Concetti Chiave
- Il Duomo di Milano, avviato nel 1386 per sostituire Santa Maria Maggiore, simboleggia l'ascesa della signoria viscontea e il potere economico di Milano.
- Il primo modello ligneo fu realizzato dall'architetto tedesco Anechino di Alemania, con la partecipazione di maestranze internazionali di diverse origini.
- La pianta a croce latina del Duomo presenta cinque navate e un coro profondo con abside semiesagonale, indicando un'architettura complessa e originale.
- La costruzione del Duomo è caratterizzata da una dilatazione orizzontale e da una solidità tipicamente lombarda, con un forte legame tra architettura e scultura.
- Il Duomo è adornato da ornamenti flamboyant e vegetali, ospitando un numero impressionante di statue, rendendolo uno dei monumenti più ricchi d'Europa.
La nascita del Duomo di Milano
La fabbrica del Duomo di Milano, desinato a sostituire l’antichissima Santa Maria Maggiore, intorno al 1386 era già stata avviata secondo un progetto in tipico cotto lombardo, quando Gian Galeazzo Visconti, desideroso di emulare le cattedrali transalpine, promosse una costruzione di dimensioni colossali, rivestita di marmo e realizzata da un’equipe di maestranze internazionali: il Duomo doveva infatti testimoniare l’ascesa della signoria viscontea e il crescente potere economico di Milano in ambito europeo.
Il progetto e le maestranze internazionali
Il primo modello ligneo (1387) si deve ad un architetto tedesco, Anechino di Alemania, a capo della fabbrica in questa prima fase, a cui parteciparono maestri di area germanica, francese, fiamminga e boema, non senza accese polemiche e stilistiche. La cattedrale iniziò ad essere pensata prima sulla carta, attraverso i disegni, e la fase progettuale assunse sempre maggiore importanza. Dal 1391 al 1398 diventò ingegnere della fabbrica Giovannino de Grassi, lì attivo come pittore e miniatore dal 1389.
Caratteristiche architettoniche e stilistiche
La pianta a croce latina ha cinque navate (tre nel transetto poco sporgente); il coro è profondo e termina con un’abside semiesagonale con deambulatorio, affiancata da due sacrestie. La costruzione iniziò da qui, per continuare fino all’Ottocento. La durata dei lavori e i tratti stilistici locali hanno conferito al Duomo un carattere del tutto originale: la dilatazione in senso orizzontale, l’attenuazione del verticalismo interno e la struttura sostanzialmente a capanna evidenziano una solidità tipicamente lombarda. Strettissimo è il rapporto fra architettura e scultura, che ricopre le superfici con ornamenti flamboyant e vegetali e con un popolo di statue tra i più numerosi d’Europa.
Domande da interrogazione
- Qual è stata la motivazione principale per la costruzione del Duomo di Milano?
- Chi furono i principali architetti e maestranze coinvolti nella progettazione del Duomo?
- Quali sono le caratteristiche architettoniche distintive del Duomo di Milano?

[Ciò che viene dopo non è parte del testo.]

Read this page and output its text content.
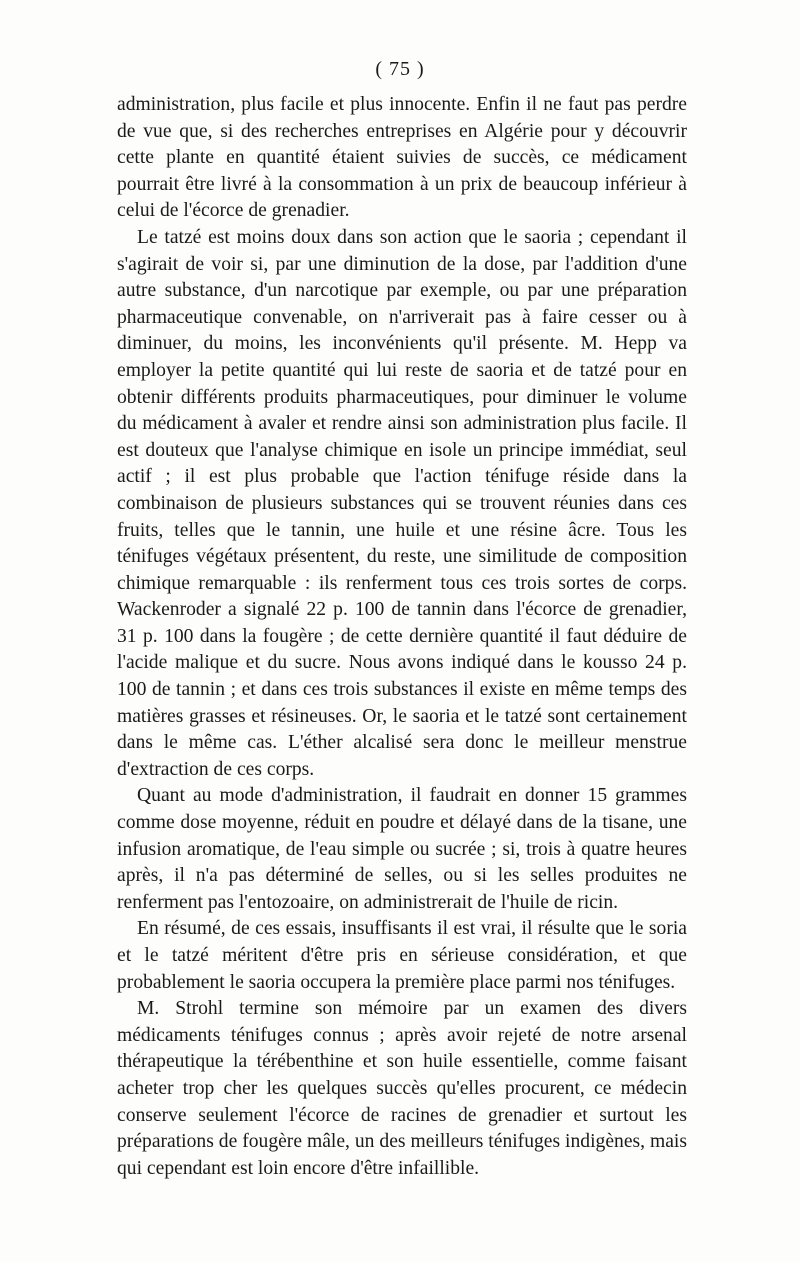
( 75 )

administration, plus facile et plus innocente. Enfin il ne faut pas perdre de vue que, si des recherches entreprises en Algérie pour y découvrir cette plante en quantité étaient suivies de succès, ce médicament pourrait être livré à la consommation à un prix de beaucoup inférieur à celui de l'écorce de grenadier.

Le tatzé est moins doux dans son action que le saoria ; cependant il s'agirait de voir si, par une diminution de la dose, par l'addition d'une autre substance, d'un narcotique par exemple, ou par une préparation pharmaceutique convenable, on n'arriverait pas à faire cesser ou à diminuer, du moins, les inconvénients qu'il présente. M. Hepp va employer la petite quantité qui lui reste de saoria et de tatzé pour en obtenir différents produits pharmaceutiques, pour diminuer le volume du médicament à avaler et rendre ainsi son administration plus facile. Il est douteux que l'analyse chimique en isole un principe immédiat, seul actif ; il est plus probable que l'action ténifuge réside dans la combinaison de plusieurs substances qui se trouvent réunies dans ces fruits, telles que le tannin, une huile et une résine âcre. Tous les ténifuges végétaux présentent, du reste, une similitude de composition chimique remarquable : ils renferment tous ces trois sortes de corps. Wackenroder a signalé 22 p. 100 de tannin dans l'écorce de grenadier, 31 p. 100 dans la fougère ; de cette dernière quantité il faut déduire de l'acide malique et du sucre. Nous avons indiqué dans le kousso 24 p. 100 de tannin ; et dans ces trois substances il existe en même temps des matières grasses et résineuses. Or, le saoria et le tatzé sont certainement dans le même cas. L'éther alcalisé sera donc le meilleur menstrue d'extraction de ces corps.

Quant au mode d'administration, il faudrait en donner 15 grammes comme dose moyenne, réduit en poudre et délayé dans de la tisane, une infusion aromatique, de l'eau simple ou sucrée ; si, trois à quatre heures après, il n'a pas déterminé de selles, ou si les selles produites ne renferment pas l'entozoaire, on administrerait de l'huile de ricin.

En résumé, de ces essais, insuffisants il est vrai, il résulte que le soria et le tatzé méritent d'être pris en sérieuse considération, et que probablement le saoria occupera la première place parmi nos ténifuges.

M. Strohl termine son mémoire par un examen des divers médicaments ténifuges connus ; après avoir rejeté de notre arsenal thérapeutique la térébenthine et son huile essentielle, comme faisant acheter trop cher les quelques succès qu'elles procurent, ce médecin conserve seulement l'écorce de racines de grenadier et surtout les préparations de fougère mâle, un des meilleurs ténifuges indigènes, mais qui cependant est loin encore d'être infaillible.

La costruzione del Duomo di Milano, avviata intorno al 1386, fu promossa da Gian Galeazzo Visconti per emulare le cattedrali transalpine e testimoniare l'ascesa della signoria viscontea e il crescente potere economico di Milano in ambito europeo.
Il primo modello ligneo fu realizzato dall'architetto tedesco Anechino di Alemania, e la fabbrica coinvolse maestri di diverse nazionalità, tra cui germanica, francese, fiamminga e boema, con Giovannino de Grassi che divenne ingegnere della fabbrica dal 1391.
Il Duomo presenta una pianta a croce latina con cinque navate, un coro profondo e un'abside semiesagonale. La sua architettura evidenzia una solidità lombarda, con un carattere originale dato dalla dilatazione orizzontale e un ricco rapporto tra architettura e scultura, caratterizzato da ornamenti flamboyant e numerose statue.